Ultimately, if the company goes belly up in a year, would you have any regrets, knowing the salary you got? If the answer is no, then you probably are in the mindset to take the job, but if the answer is yes, and you are lured merely by promises of fortunes by the founders, then the risk increases. 

“Don’t think in terms of number of shares or the valuation of shares when you join an early-stage startup. Think of yourself as a late-stage founder and negotiate for a specific percentage ownership in the company. You should base this percentage on your anticipated contribution to the company’s growth in value.” according to Stock Option Attorney Mary Russell, where early-startup companies expect to drastically jump in value between founding and Series A.

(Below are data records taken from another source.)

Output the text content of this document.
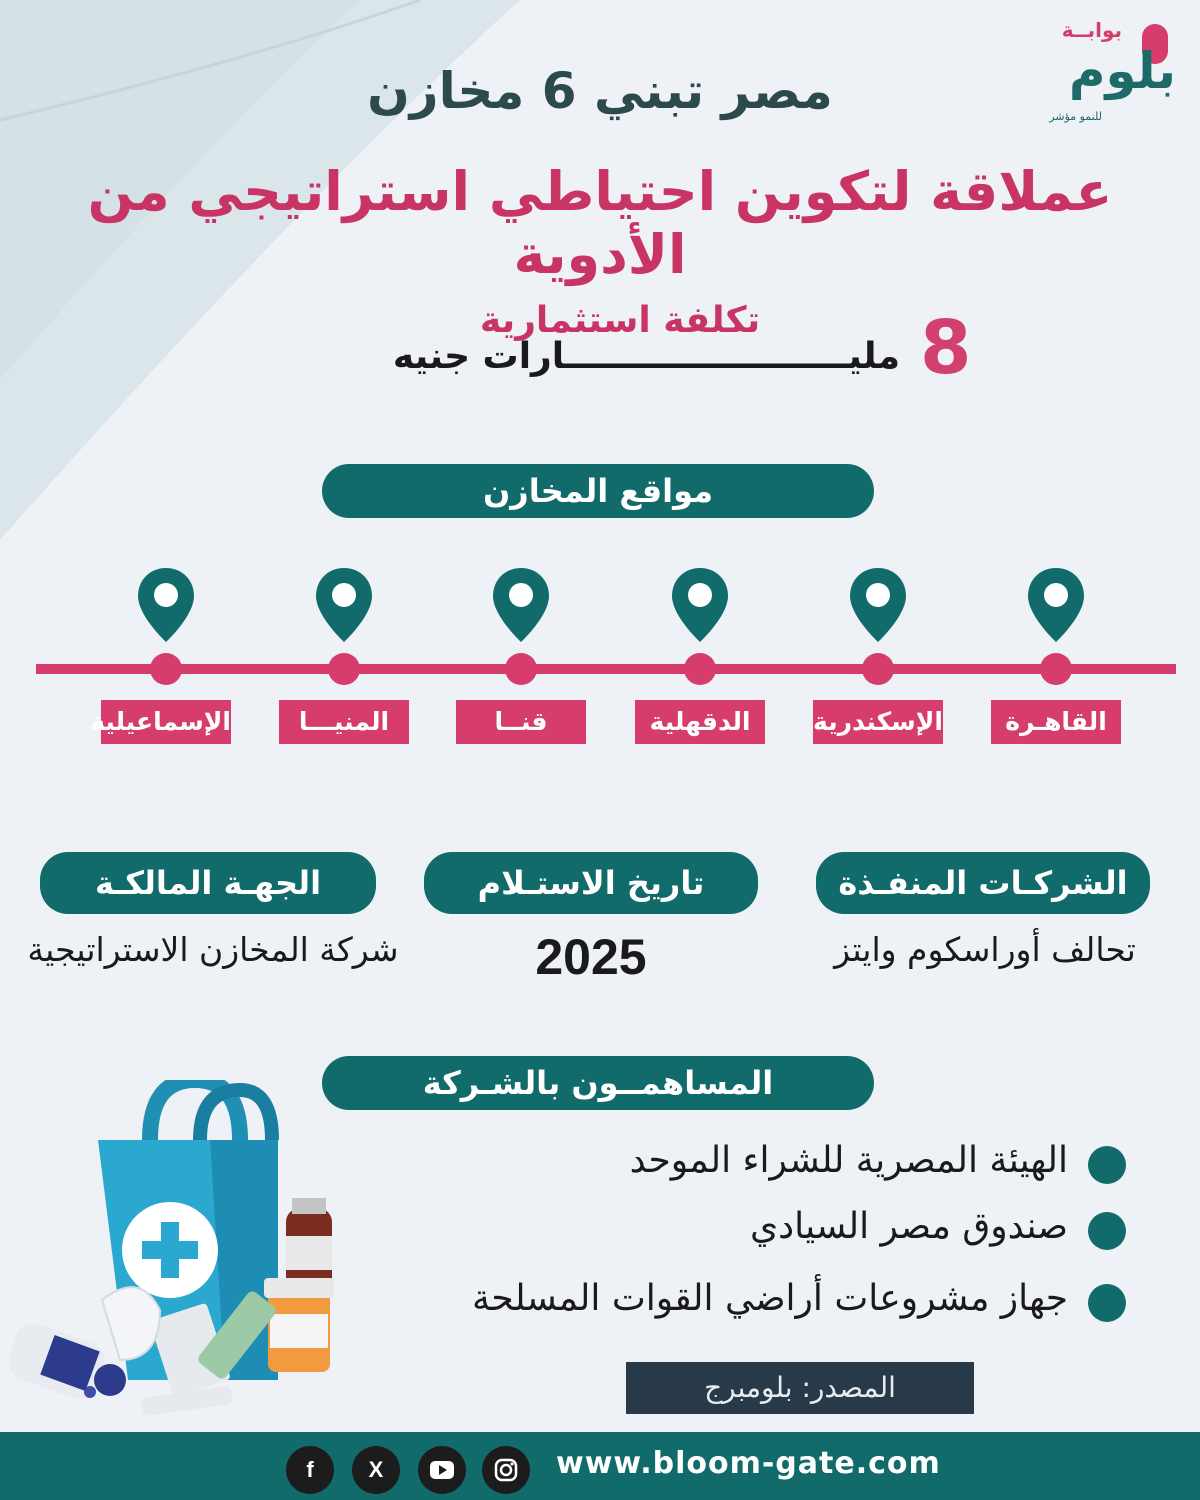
بوابــة
بلوم
للنمو مؤشر
مصر تبني 6 مخازن
عملاقة لتكوين احتياطي استراتيجي من الأدوية
تكلفة استثمارية 8
مليـــــــــــــــــــــــارات جنيه
مواقع المخازن
القاهـرة
الإسكندرية
الدقهلية
قنــا
المنيـــا
الإسماعيلية
الشركـات المنفـذة
تاريخ الاستـلام
الجهـة المالكـة
تحالف أوراسكوم وايتز
2025
شركة المخازن الاستراتيجية
المساهمــون بالشـركة
الهيئة المصرية للشراء الموحد
صندوق مصر السيادي
جهاز مشروعات أراضي القوات المسلحة
المصدر: بلومبرج
f	X	www.bloom-gate.com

“You’ll be negotiating your equity as a percentage of the company’s ”Fully Diluted Capital.“ Fully Diluted Capital = the number of shares issued to founders (”Founder Stock“) + the number of shares reserved for employees (”Employee Pool“) + the number of shares issued or promised to other investors (”Convertible Notes“). There may also be warrants outstanding, which should also be included. Your Number of Shares / Fully Diluted Capital = Your Percentage Ownership.” 

And many founders when making you the offer, neglect to include covertible notes, issued to angel investors before financing, which ultimately gets converted to preferred stock, so it’s best to ask the founders to include estimate for conversions so you can estimate your ownership.

You generally get offered around the 1% equity which is standard, as long as you bare in mind that your ownership will be fully dilluted during financing (unless you state you want post-financing). 

To work out what the average salary for your type of role in the Bay Area is, go to the AngelList salaries and equity data website which gives you a great graph of what type of salary or equity people in your field get. 

Determine the viability of the startup 

A handy app that I often refer to is Mattermark allows you to gain insights into startups. When you get an angellist message from a startup that you haven’t come across before, this app is able to give you valuable information on the startup. 

You can check news and commentaries on the startup, historical growth rates over time, what stage the company is at, funding rounds, and a how many employees they have (including how many have come on or left month-over-month). 

Another thing you need to assess when considering a startup, is the culture of the startup. When you are interviewed, use this as an opportunity to interview the founders. Find out how the management style works, whether they have a background in management and IT (and working in other startups), or they are just fresh drop-outs out of college. 

Have a chat with some of the other guys in the company, observe how they all work, look at how the tasks are structured. How the team functions is a clear indicator of how the company will work. Has the company had a huge turnover of employees? Are all the other employees based on the Ukraine? 

It’s your career, you need to make sure they are a right fit for you, as much as you are a right fit for them.

 

Get legal advice before signing

Lastly but not least, seek legal advice. Working with equity, and understanding your vesting rights is complicated area, and depending on how your contract is worded, it could play a huge impact on what the contract is worth. 

Stockoptioncounsel discuss the intricacies of companies exerting rights over repurchashing rights over an employee’s vested shares, that prevent proper ownership, which could mean that if you left hte company willingly or unwillingly, you could forfeit your equity. 

In other words, you have infinite vesting as you don’t really own the shares even after they vest. This can be called “vested share repurchase rights,” “clawbacks,” “non-competition restrictions on equity,” or even “evil” or “vampire capitalism.” (source : Stockoptioncounsel)

A lot of techies like me wouldn’t know about this, until we end up leaving and it’s too late. If you are in the Bay Area, Stock Option Counsel offer excellent services for individuals that will help you negotiate your package, whilst ensuring your contract is proper, without surprises.